Invariant and Variable Supramolecular Self-Assembly in 6-Substituted Uracil Derivatives: Insights from X-ray Structures and Quantum Chemical Study

Abstract

In this study, three new 6-(arylthio)uracil derivatives, namely, 6-(phenylthio)pyrimidine-2,4(1H,3H)-dione (1), C10H8N2O2S; 6-(p-tolylthio)pyrimidine-2,4(1H,3H)-dione (2), C11H10N2O2S; and 6-(3,5-dimethylphenylthio)pyrimidine-2,4(1H,3H)-dione (3), C12H12N2O2S, have been synthesized.
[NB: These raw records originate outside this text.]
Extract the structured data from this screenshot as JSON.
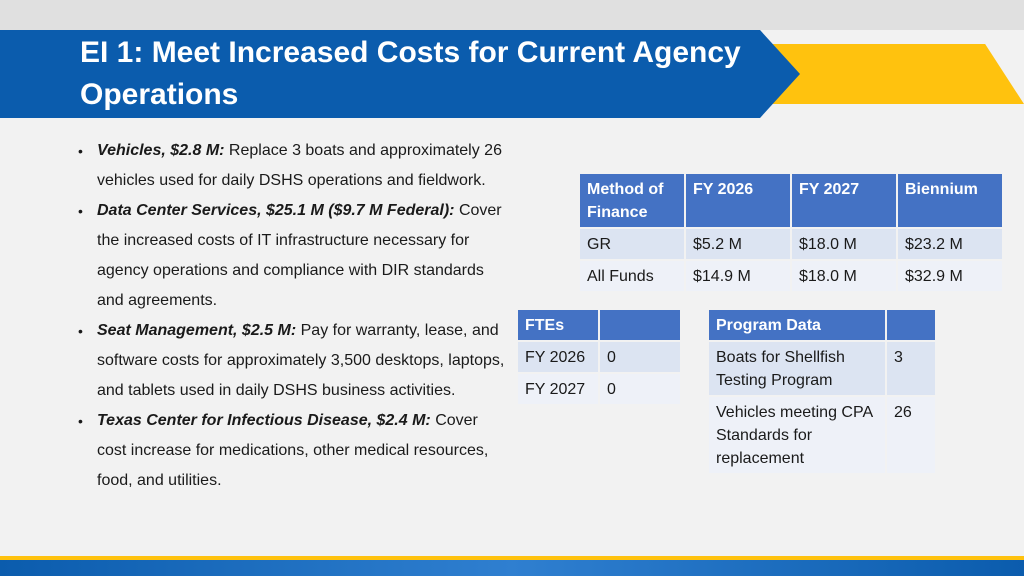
{
  "title": "EI 1: Meet Increased Costs for Current Agency Operations",
  "bullets": [
    {
      "bold": "Vehicles, $2.8 M:",
      "text": " Replace 3 boats and approximately 26 vehicles used for daily DSHS operations and fieldwork."
    },
    {
      "bold": "Data Center Services, $25.1 M ($9.7 M Federal):",
      "text": " Cover the increased costs of IT infrastructure necessary for agency operations and compliance with DIR standards and agreements."
    },
    {
      "bold": "Seat Management, $2.5 M:",
      "text": " Pay for warranty, lease, and software costs for approximately 3,500 desktops, laptops, and tablets used in daily DSHS business activities."
    },
    {
      "bold": "Texas Center for Infectious Disease, $2.4 M:",
      "text": " Cover cost increase for medications, other medical resources, food, and utilities."
    }
  ],
  "finance_table": {
    "headers": [
      "Method of Finance",
      "FY 2026",
      "FY 2027",
      "Biennium"
    ],
    "rows": [
      [
        "GR",
        "$5.2 M",
        "$18.0 M",
        "$23.2 M"
      ],
      [
        "All Funds",
        "$14.9 M",
        "$18.0 M",
        "$32.9 M"
      ]
    ]
  },
  "ftes_table": {
    "headers": [
      "FTEs",
      ""
    ],
    "rows": [
      [
        "FY 2026",
        "0"
      ],
      [
        "FY 2027",
        "0"
      ]
    ]
  },
  "program_table": {
    "headers": [
      "Program Data",
      ""
    ],
    "rows": [
      [
        "Boats for Shellfish Testing Program",
        "3"
      ],
      [
        "Vehicles meeting CPA Standards for replacement",
        "26"
      ]
    ]
  },
  "colors": {
    "banner_blue": "#0b5cad",
    "banner_yellow": "#ffc20e",
    "table_header": "#4472c4",
    "table_row": "#dce4f2",
    "table_row_alt": "#eef1f8"
  }
}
Single-crystal structures of these compounds reveal an invariant molecular tape contains alternate R22(8) synthons formed by N–H···O hydrogen bonds in 1 and 3. This alternate hydrogen-bonded pattern disappeared in 2; instead, a new synthon is generated. The lattice energy calculation suggests that the methyl-substituted derivatives (2 and 3) have high stabilization energy than compound 1. The electrostatic potential map reveals the difference in the accepting tendency of the carbonyl oxygen. The Hirshfeld surface and 2D-fingerprint plots analyses demonstrate that the major intermolecular interactions come from H···O contacts in 1, and these contacts were reduced due to the presence of methyl substitutions in 2 and 3. This reduction is compensated by the increase of the same amount of H···H contacts in these structures. Further, the PIXEL energy and DFT calculations at the M06-2X-D3/cc-pVTZ level of theory were used to characterize the dimeric topology formed in structures of 1–3. The intermolecular interaction energies of dimers calculated by the PIXEL method were compared with the B97D3/def2-TZVP level of approximation. Although these molecules’ crystal packing is somewhat different, the energy frameworks show similarities on the respective crystal structure’s shortest axis. Furthermore, the nature and strength of various noncovalent interactions such as N–H···O, C–H···O/S/π, π···π, and a chalcogen bond of type C–S···O═C were evaluated using the Bader’s quantum theory of atoms-in-molecules framework.